La autoridad monetaria interrumpió una secuencia de siete meses de bajas sucesivas de los intereses «con la intención de preservar las conquistas recientes en el combate a la inflación». «El mercado entero fue sorpren-dido con ese conservadurismo del Banco Central, porque la inflación de comienzo de año es estacional», dijo el director de Tesorería del Banco Santos, Clive Botelho.
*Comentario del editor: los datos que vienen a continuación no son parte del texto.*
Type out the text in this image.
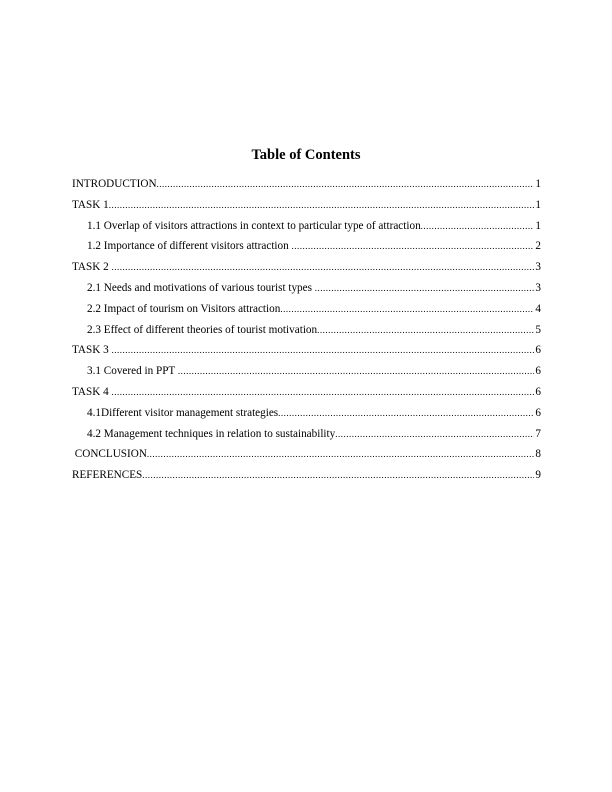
Table of Contents
INTRODUCTION .....	1
TASK 1 .....	1
1.1 Overlap of visitors attractions in context to particular type of attraction .....	1
1.2 Importance of different visitors attraction .....	2
TASK 2 .....	3
2.1 Needs and motivations of various tourist types .....	3
2.2 Impact of tourism on Visitors attraction .....	4
2.3 Effect of different theories of tourist motivation .....	5
TASK 3 .....	6
3.1 Covered in PPT .....	6
TASK 4 .....	6
4.1Different visitor management strategies .....	6
4.2 Management techniques in relation to sustainability .....	7
CONCLUSION .....	8
REFERENCES .....	9
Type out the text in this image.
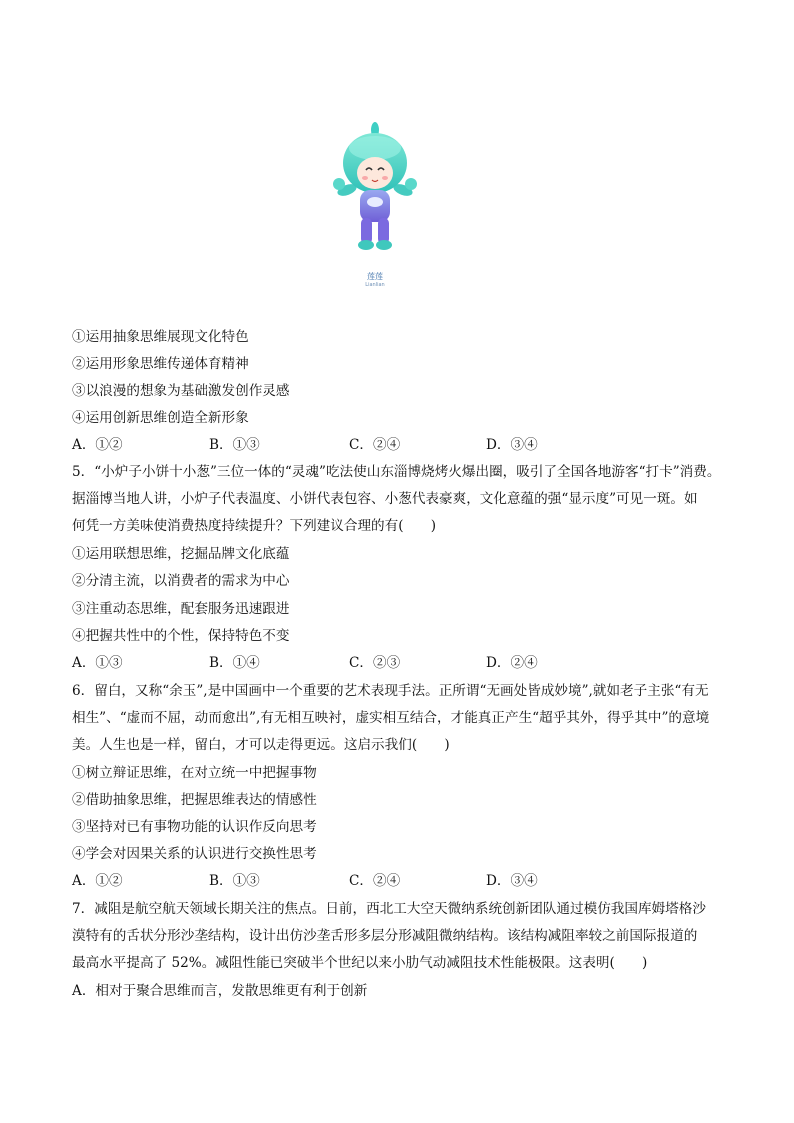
莲莲
Lianlian
①运用抽象思维展现文化特色
②运用形象思维传递体育精神
③以浪漫的想象为基础激发创作灵感
④运用创新思维创造全新形象
A．①②	B．①③	C．②④	D．③④
5．“小炉子小饼十小葱”三位一体的“灵魂”吃法使山东淄博烧烤火爆出圈，吸引了全国各地游客“打卡”消费。
据淄博当地人讲，小炉子代表温度、小饼代表包容、小葱代表豪爽，文化意蕴的强“显示度”可见一斑。如
何凭一方美味使消费热度持续提升？下列建议合理的有(　　)
①运用联想思维，挖掘品牌文化底蕴
②分清主流，以消费者的需求为中心
③注重动态思维，配套服务迅速跟进
④把握共性中的个性，保持特色不变
A．①③	B．①④	C．②③	D．②④
6．留白，又称“余玉”,是中国画中一个重要的艺术表现手法。正所谓“无画处皆成妙境”,就如老子主张“有无
相生”、“虚而不屈，动而愈出”,有无相互映衬，虚实相互结合，才能真正产生“超乎其外，得乎其中”的意境
美。人生也是一样，留白，才可以走得更远。这启示我们(　　)
①树立辩证思维，在对立统一中把握事物
②借助抽象思维，把握思维表达的情感性
③坚持对已有事物功能的认识作反向思考
④学会对因果关系的认识进行交换性思考
A．①②	B．①③	C．②④	D．③④
7．减阻是航空航天领域长期关注的焦点。日前，西北工大空天微纳系统创新团队通过模仿我国库姆塔格沙
漠特有的舌状分形沙垄结构，设计出仿沙垄舌形多层分形减阻微纳结构。该结构减阻率较之前国际报道的
最高水平提高了 52%。减阻性能已突破半个世纪以来小肋气动减阻技术性能极限。这表明(　　)
A．相对于聚合思维而言，发散思维更有利于创新
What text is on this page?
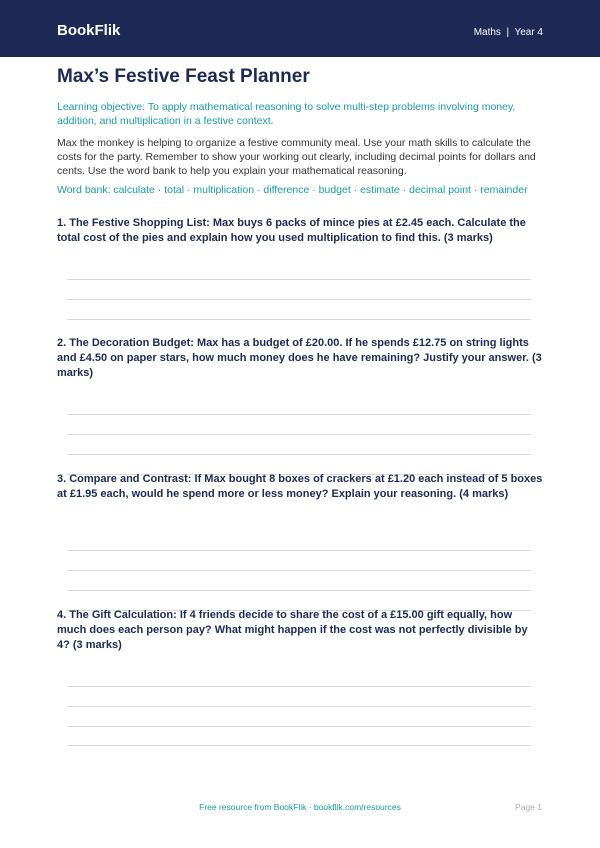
BookFlik	Maths  |  Year 4
Max’s Festive Feast Planner
Learning objective: To apply mathematical reasoning to solve multi-step problems involving money, addition, and multiplication in a festive context.
Max the monkey is helping to organize a festive community meal. Use your math skills to calculate the costs for the party. Remember to show your working out clearly, including decimal points for dollars and cents. Use the word bank to help you explain your mathematical reasoning.
Word bank: calculate · total · multiplication · difference · budget · estimate · decimal point · remainder
1. The Festive Shopping List: Max buys 6 packs of mince pies at £2.45 each. Calculate the total cost of the pies and explain how you used multiplication to find this. (3 marks)
2. The Decoration Budget: Max has a budget of £20.00. If he spends £12.75 on string lights and £4.50 on paper stars, how much money does he have remaining? Justify your answer. (3 marks)
3. Compare and Contrast: If Max bought 8 boxes of crackers at £1.20 each instead of 5 boxes at £1.95 each, would he spend more or less money? Explain your reasoning. (4 marks)
4. The Gift Calculation: If 4 friends decide to share the cost of a £15.00 gift equally, how much does each person pay? What might happen if the cost was not perfectly divisible by 4? (3 marks)
Free resource from BookFlik · bookflik.com/resources	Page 1
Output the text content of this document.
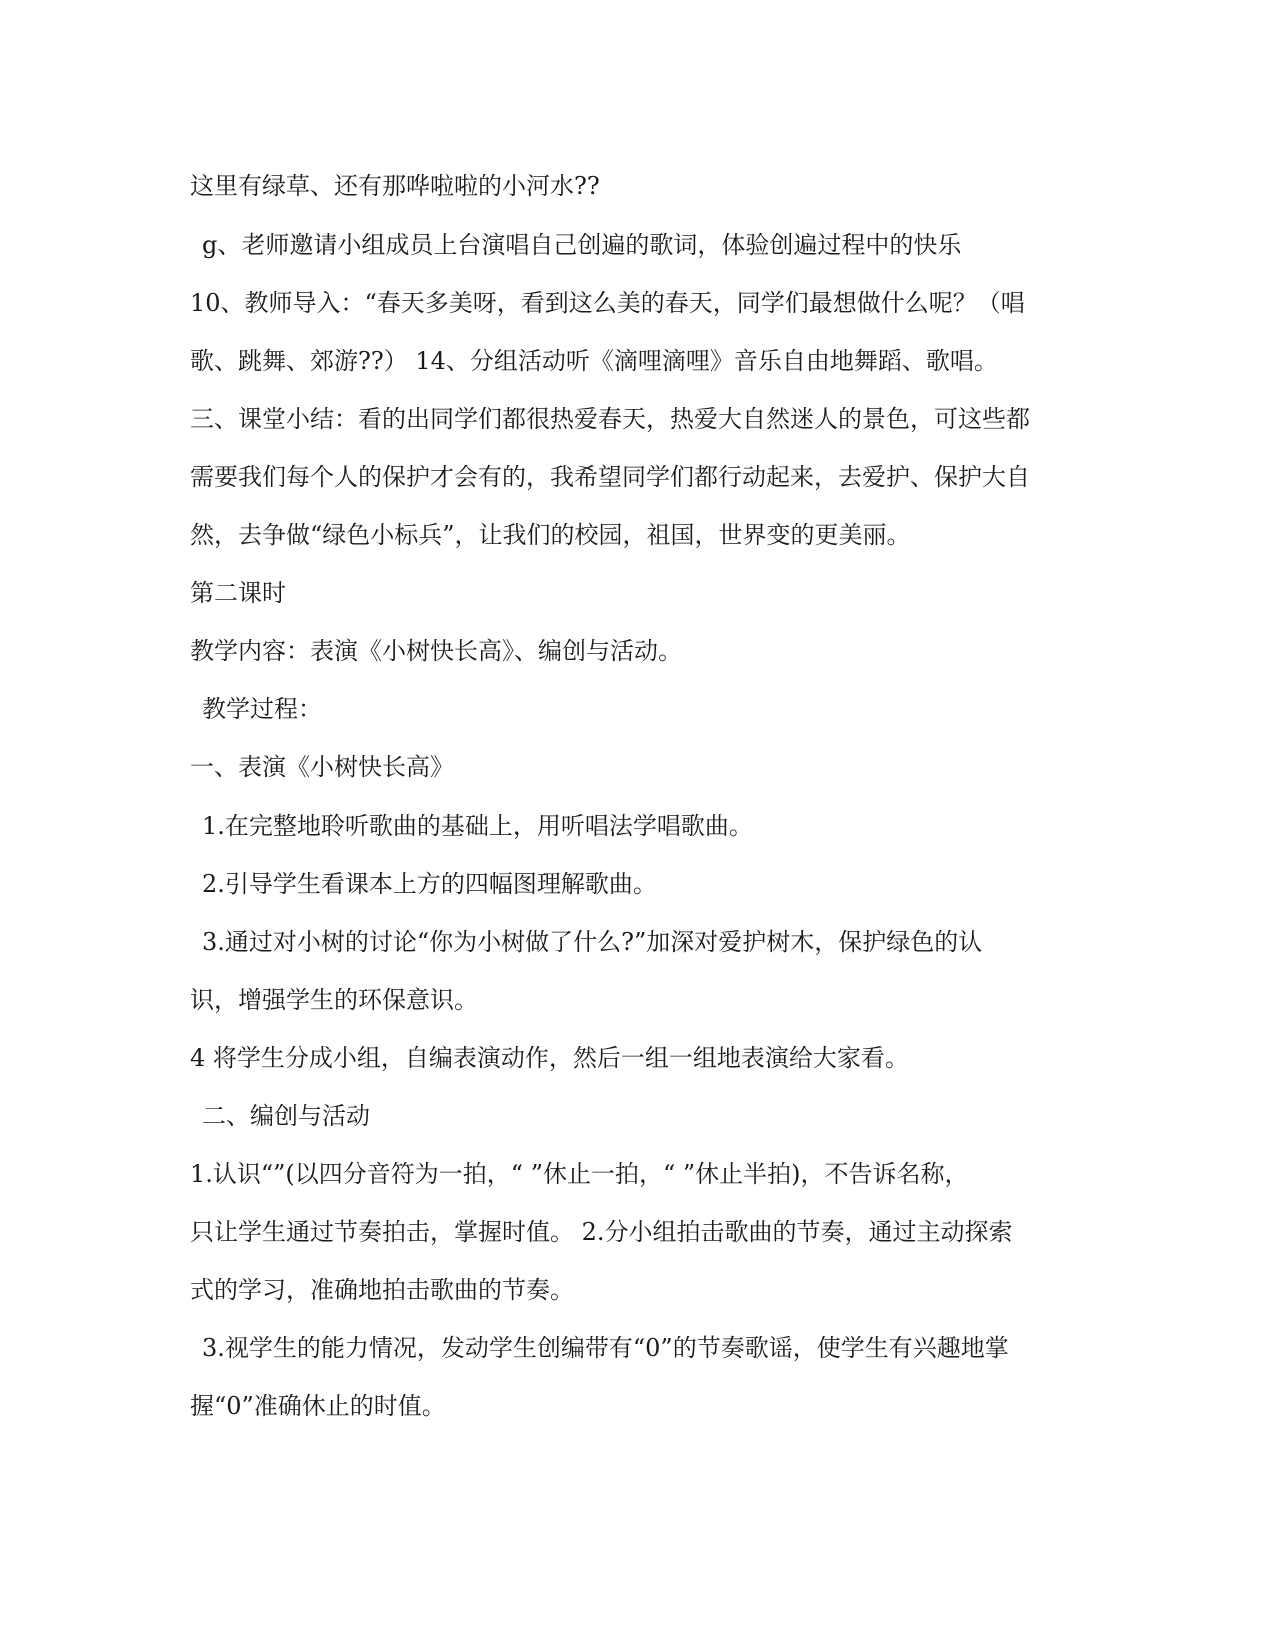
这里有绿草、还有那哗啦啦的小河水??
g、老师邀请小组成员上台演唱自己创遍的歌词，体验创遍过程中的快乐
10、教师导入：“春天多美呀，看到这么美的春天，同学们最想做什么呢？（唱
歌、跳舞、郊游??） 14、分组活动听《滴哩滴哩》音乐自由地舞蹈、歌唱。
三、课堂小结：看的出同学们都很热爱春天，热爱大自然迷人的景色，可这些都
需要我们每个人的保护才会有的，我希望同学们都行动起来，去爱护、保护大自
然，去争做“绿色小标兵”，让我们的校园，祖国，世界变的更美丽。
第二课时
教学内容：表演《小树快长高》、编创与活动。
教学过程：
一、表演《小树快长高》
1.在完整地聆听歌曲的基础上，用听唱法学唱歌曲。
2.引导学生看课本上方的四幅图理解歌曲。
3.通过对小树的讨论“你为小树做了什么?”加深对爱护树木，保护绿色的认
识，增强学生的环保意识。
4 将学生分成小组，自编表演动作，然后一组一组地表演给大家看。
二、编创与活动
1.认识“”(以四分音符为一拍，“ ”休止一拍，“ ”休止半拍)，不告诉名称，
只让学生通过节奏拍击，掌握时值。 2.分小组拍击歌曲的节奏，通过主动探索
式的学习，准确地拍击歌曲的节奏。
3.视学生的能力情况，发动学生创编带有“0”的节奏歌谣，使学生有兴趣地掌
握“0”准确休止的时值。
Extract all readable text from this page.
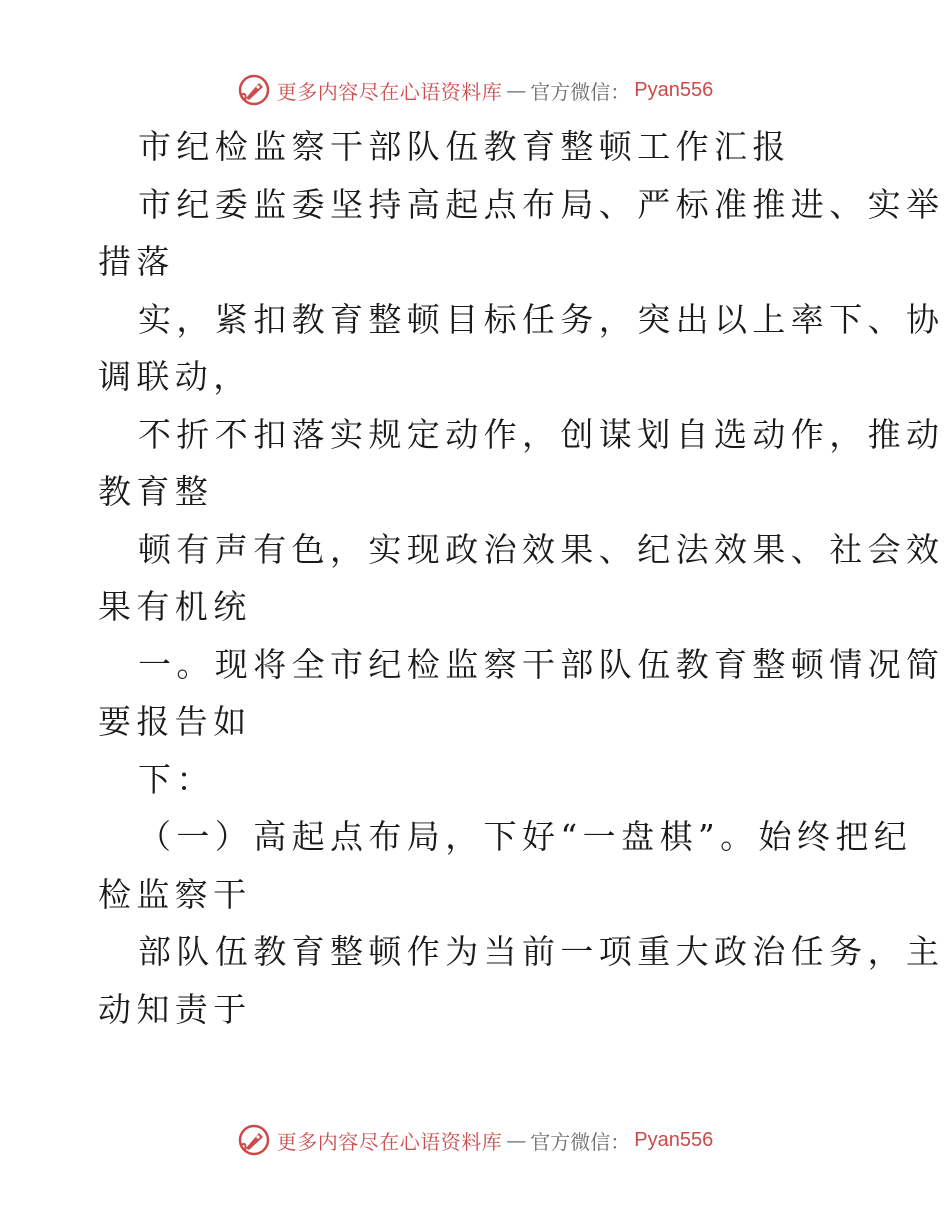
更多内容尽在心语资料库 — 官方微信： Pyan556
市纪检监察干部队伍教育整顿工作汇报
市纪委监委坚持高起点布局、严标准推进、实举
措落
实，紧扣教育整顿目标任务，突出以上率下、协
调联动，
不折不扣落实规定动作，创谋划自选动作，推动
教育整
顿有声有色，实现政治效果、纪法效果、社会效
果有机统
一。现将全市纪检监察干部队伍教育整顿情况简
要报告如
下：
（一）高起点布局，下好“一盘棋”。始终把纪
检监察干
部队伍教育整顿作为当前一项重大政治任务，主
动知责于
更多内容尽在心语资料库 — 官方微信： Pyan556
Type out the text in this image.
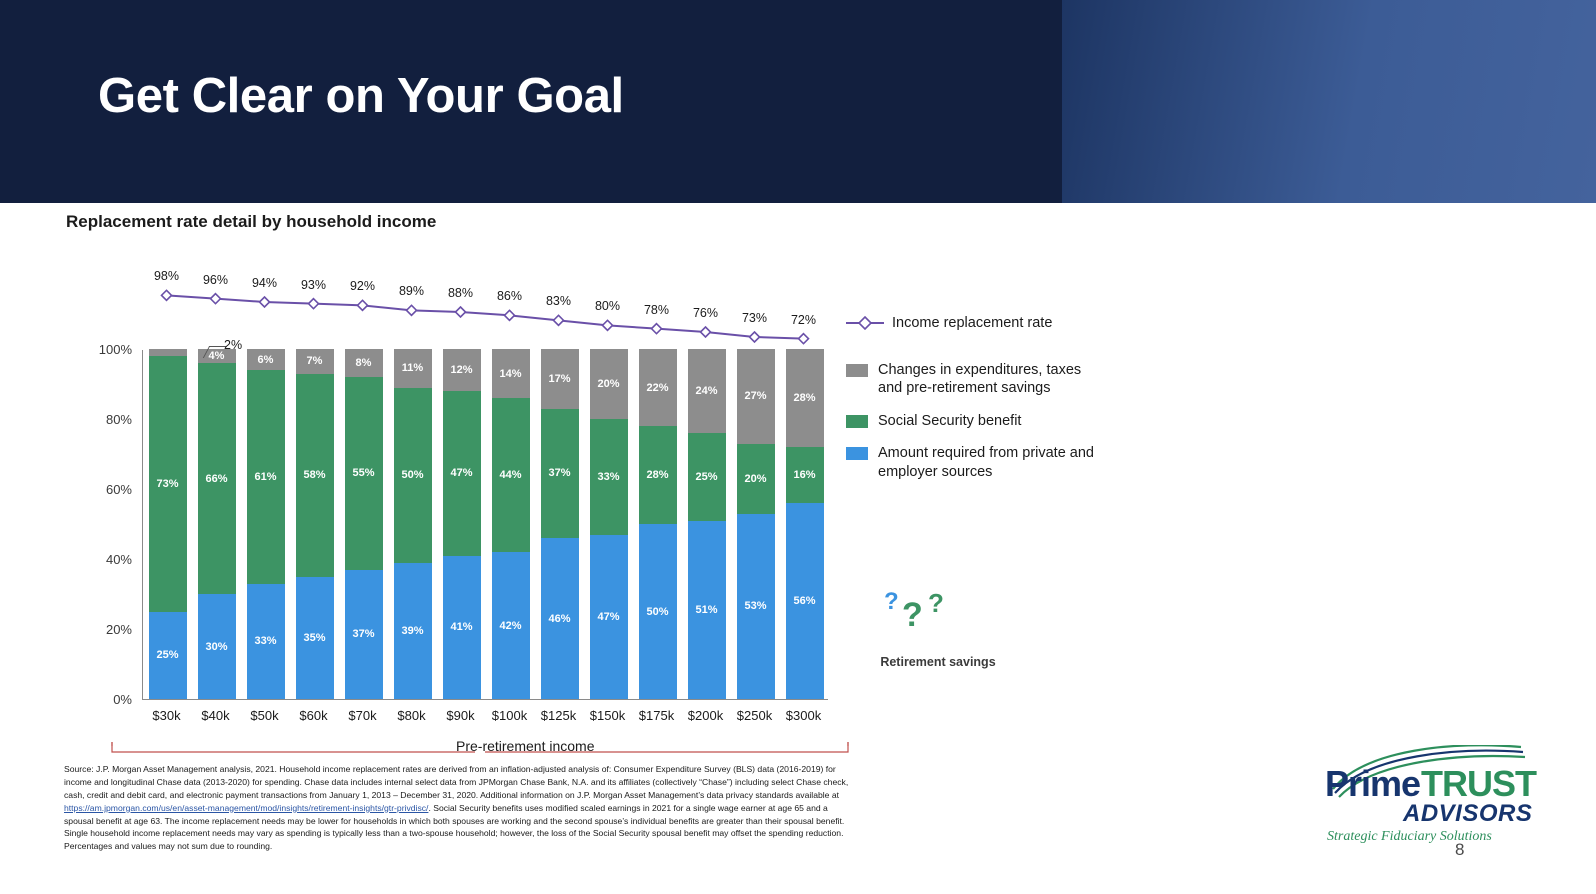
Get Clear on Your Goal
Replacement rate detail by household income
73%
25%
4%
66%
30%
6%
61%
33%
7%
58%
35%
8%
55%
37%
11%
50%
39%
12%
47%
41%
14%
44%
42%
17%
37%
46%
20%
33%
47%
22%
28%
50%
24%
25%
51%
27%
20%
53%
28%
16%
56%
2%
Pre-retirement income
0%
20%
40%
60%
80%
100%
$30k	$40k	$50k	$60k	$70k	$80k	$90k	$100k	$125k	$150k	$175k	$200k	$250k	$300k
98%	96%	94%	93%	92%	89%	88%	86%	83%	80%	78%	76%	73%	72%	Income replacement rate
Changes in expenditures, taxes and pre-retirement savings
Social Security benefit
Amount required from private and employer sources
? ? ?
Retirement savings
Source: J.P. Morgan Asset Management analysis, 2021. Household income replacement rates are derived from an inflation-adjusted analysis of: Consumer Expenditure Survey (BLS) data (2016-2019) for income and longitudinal Chase data (2013-2020) for spending. Chase data includes internal select data from JPMorgan Chase Bank, N.A. and its affiliates (collectively “Chase”) including select Chase check, cash, credit and debit card, and electronic payment transactions from January 1, 2013 – December 31, 2020. Additional information on J.P. Morgan Asset Management’s data privacy standards available at https://am.jpmorgan.com/us/en/asset-management/mod/insights/retirement-insights/gtr-privdisc/. Social Security benefits uses modified scaled earnings in 2021 for a single wage earner at age 65 and a spousal benefit at age 63. The income replacement needs may be lower for households in which both spouses are working and the second spouse’s individual benefits are greater than their spousal benefit. Single household income replacement needs may vary as spending is typically less than a two-spouse household; however, the loss of the Social Security spousal benefit may offset the spending reduction. Percentages and values may not sum due to rounding.
Prime TRUST
ADVISORS
Strategic Fiduciary Solutions
8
Las reacciones no se hicieron esperar, con la Bolsa de San Pablo cayendo 1,43%, ya que algunos inversores prefirieron sacar su dinero para ponerlo en el mercado de renta fija ante la perspectiva de ganancias mayores.

Si al mercado no le gustó la decisión del Banco Central mucho menos a los empresarios, los más severos críticos de la política monetaria basada en altas tasas de interés para mantener a raya la inflación, porque consideran que así se frena el crecimiento y la generación de empleo.

«Recibimos la noticia con gran aprensión y, sobre todo, con frustración. Brasil necesita construir una agenda de crecimiento. Esa decisión pone en duda la recuperación de ese crecimiento», expresó el presidente de la Confederación Nacional de la Industria, Armando Monteiro Neto.

Distintas proyecciones oficiales y privadas apuntan a que, tras el estancamiento de 2003, la economía brasileña crecerá este año entre 3 y 4%, pero ya hay quienes temen que el «espectáculo del crecimiento» prometido para 2004 por el presidente
Luiz Inácio Lula Da Silva no se concrete.

«Al sorprender a todos y mantener los intereses, el Banco Central provocará un ajuste de expectativas que tendrá efecto contractivo sobre la actividad económica»
, dijo Horacio Lafer Piva, presidente de la Federación de las Industrias del Estado de San Pablo, la organización patronal más poderosa del país.

Sin embargo, el gobierno combatió las críticas divulgando más datos económicos positivos. Según se anunció, el país registró en 2003 su primer superávit de cuenta corriente en 11 años (4.050 millones de dólares), básicamente debido al incremento de las exportaciones.